Ia menjelaskan, cuaca yang tidak bersahabat itu membuat pendapatan petani dari karet turun drastis dan untuk memenuhi kebutuhan sehari-hari mereka terpaksa berutang kepada pedagang pengumpul karet.
"Selama hujan turun kami terpaksa tidak menyadap karet, apabila dipaksakan tentu getah yang baru disadap akan tumpah ke tanah karena tempat penampungan getah karet dipenuhi air hujan," ujarnya.
Ia mengatakan, sebagian besar petani memilih istirahat menderes karet karena harga di tingkat pedagang pengumpul juga mengalami penurunan yang cukup tinggi.

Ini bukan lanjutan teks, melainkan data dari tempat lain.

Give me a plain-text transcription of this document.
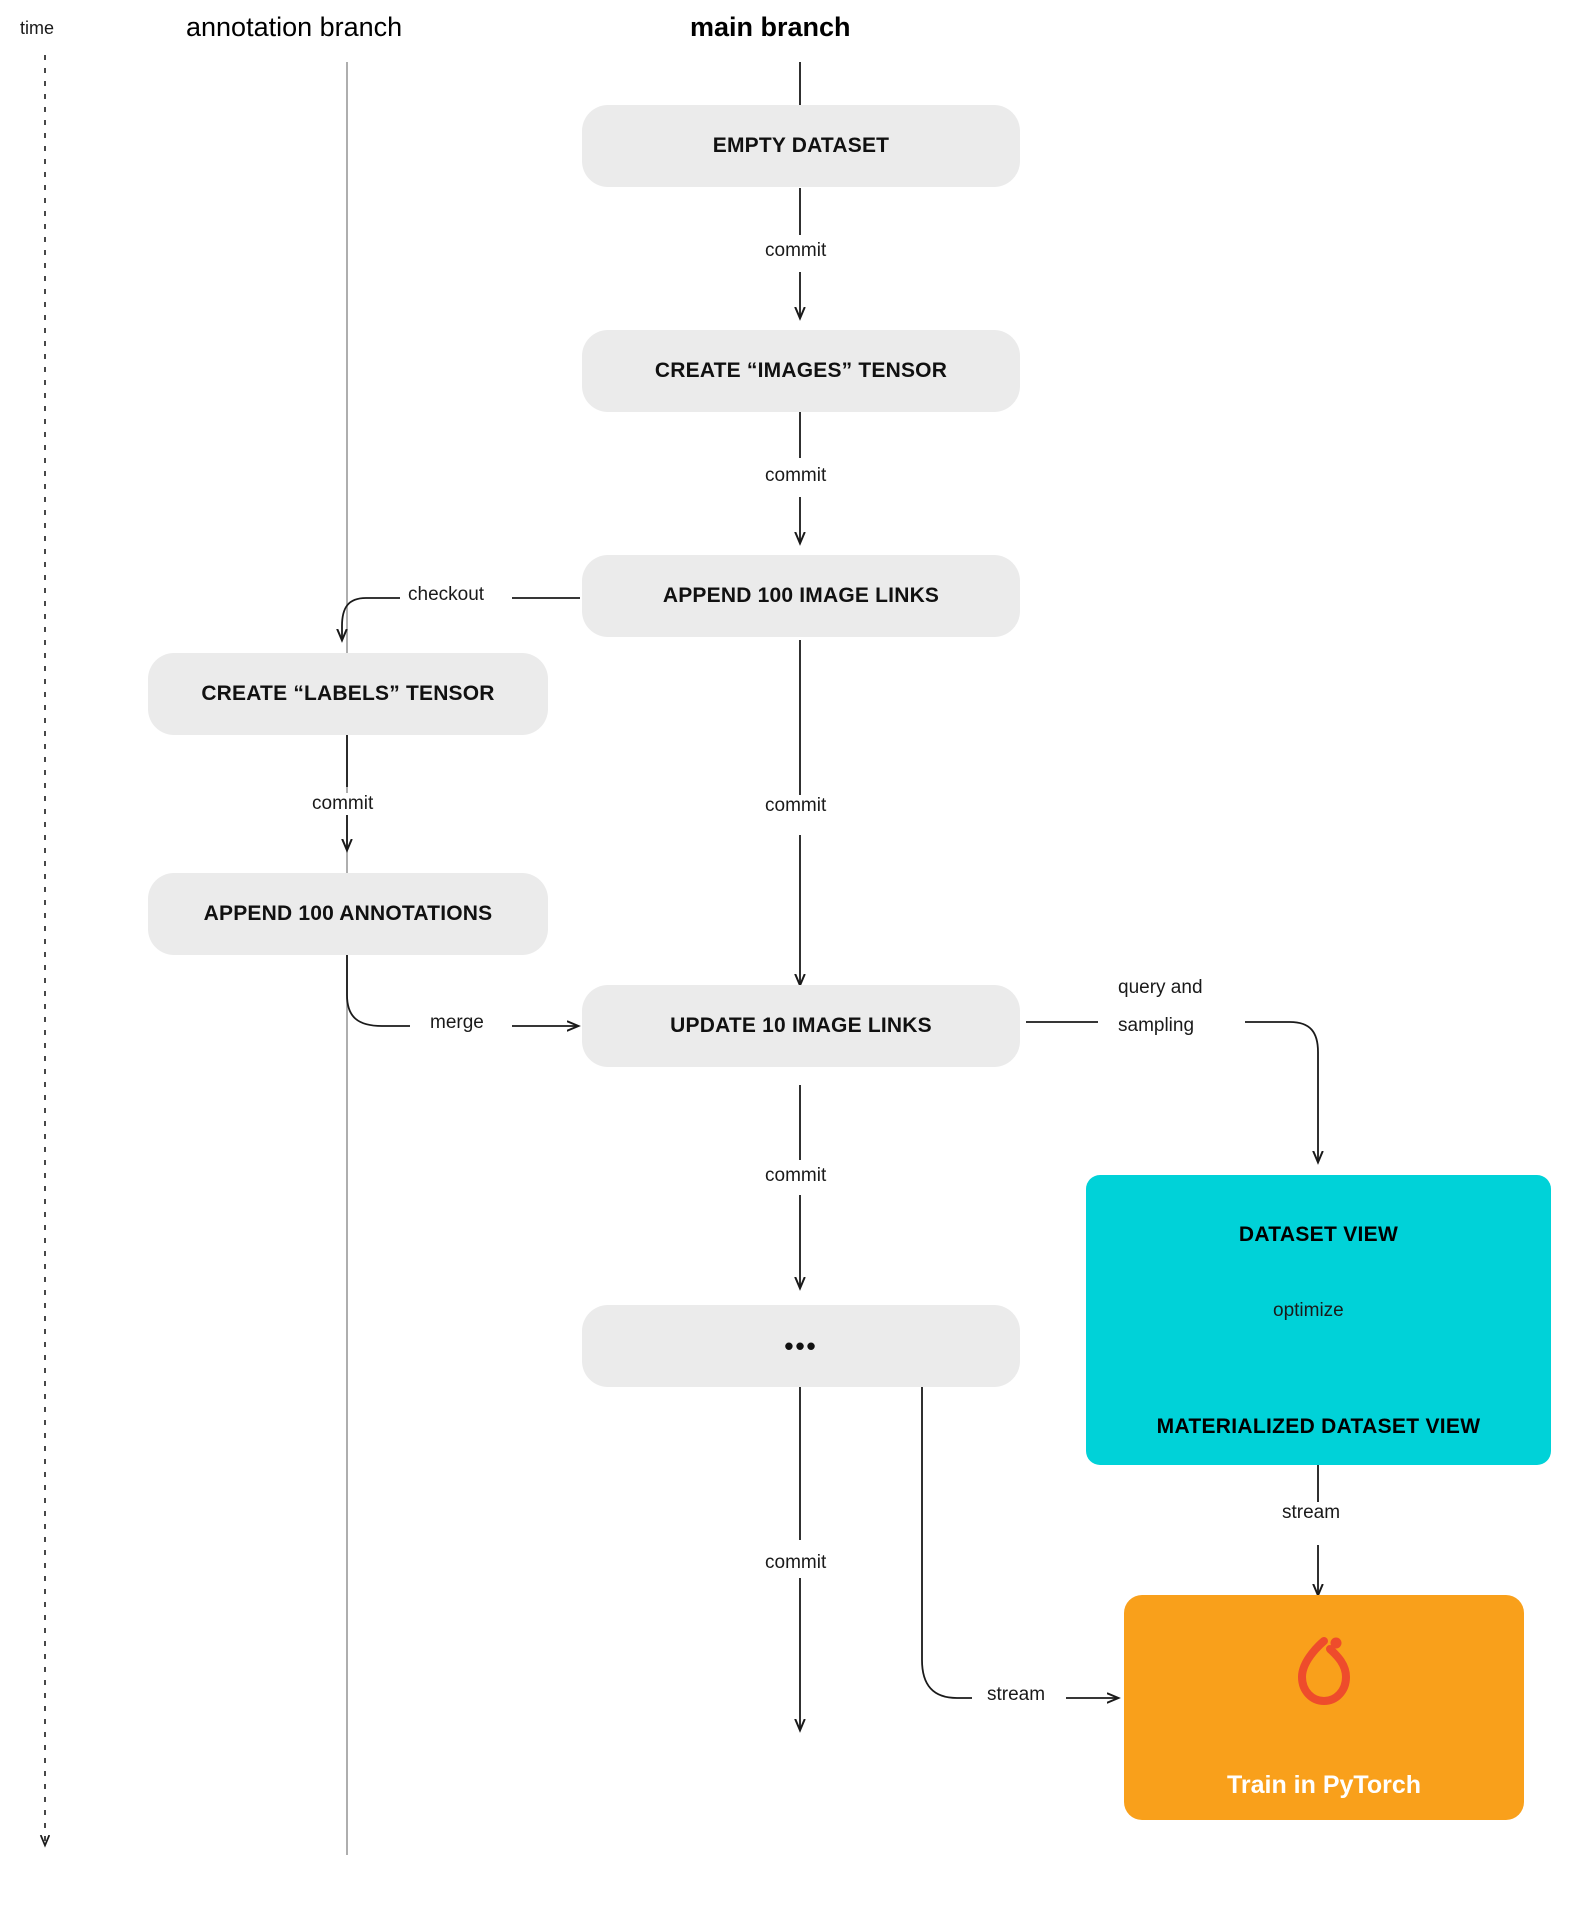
time	annotation branch	main branch
EMPTY DATASET
CREATE “IMAGES” TENSOR
APPEND 100 IMAGE LINKS
CREATE “LABELS” TENSOR
APPEND 100 ANNOTATIONS
UPDATE 10 IMAGE LINKS
•••
DATASET VIEW
MATERIALIZED DATASET VIEW
Train in PyTorch
commit
commit
checkout
commit	commit
merge
query and
sampling
commit
commit
optimize
stream
stream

"Saat ini harga karet turun menjadi Rp4.500 per kilogram dari harga sebelumnya mencapai Rp12 ribu," ujarnya.
Menurut dia, untuk mengurangi utang kebutuhan sehari-hari, biaya anak sekolah dan kebutuhan lainnya sebagian petani beralih profesi menjadi kuli bangunan, mengambil upah dengan membersihkan kebun orang lain, kuli panggul di pasar dan lainnya.
"Kami berharap cuaca kembali cerah dan harga karet kembali naik, sehingga kami bisa cepat melunasi hutang dan memenuhi kebutuhan lainnya," ujarnya.
Demikian juga Bujang petani karet lainnya mengaku dalam sepekan terakhir terpaksa istirahat menyadap karet karena hampir setiap hari hujan lebat turun.
"Jika dipaksakan pada saat musim penghujan ini akan menyebabkan pohon karet rusak dan mati sehingga petani hanya bisa menyadap karet pada saat pohon karet kering saja," ujarnya.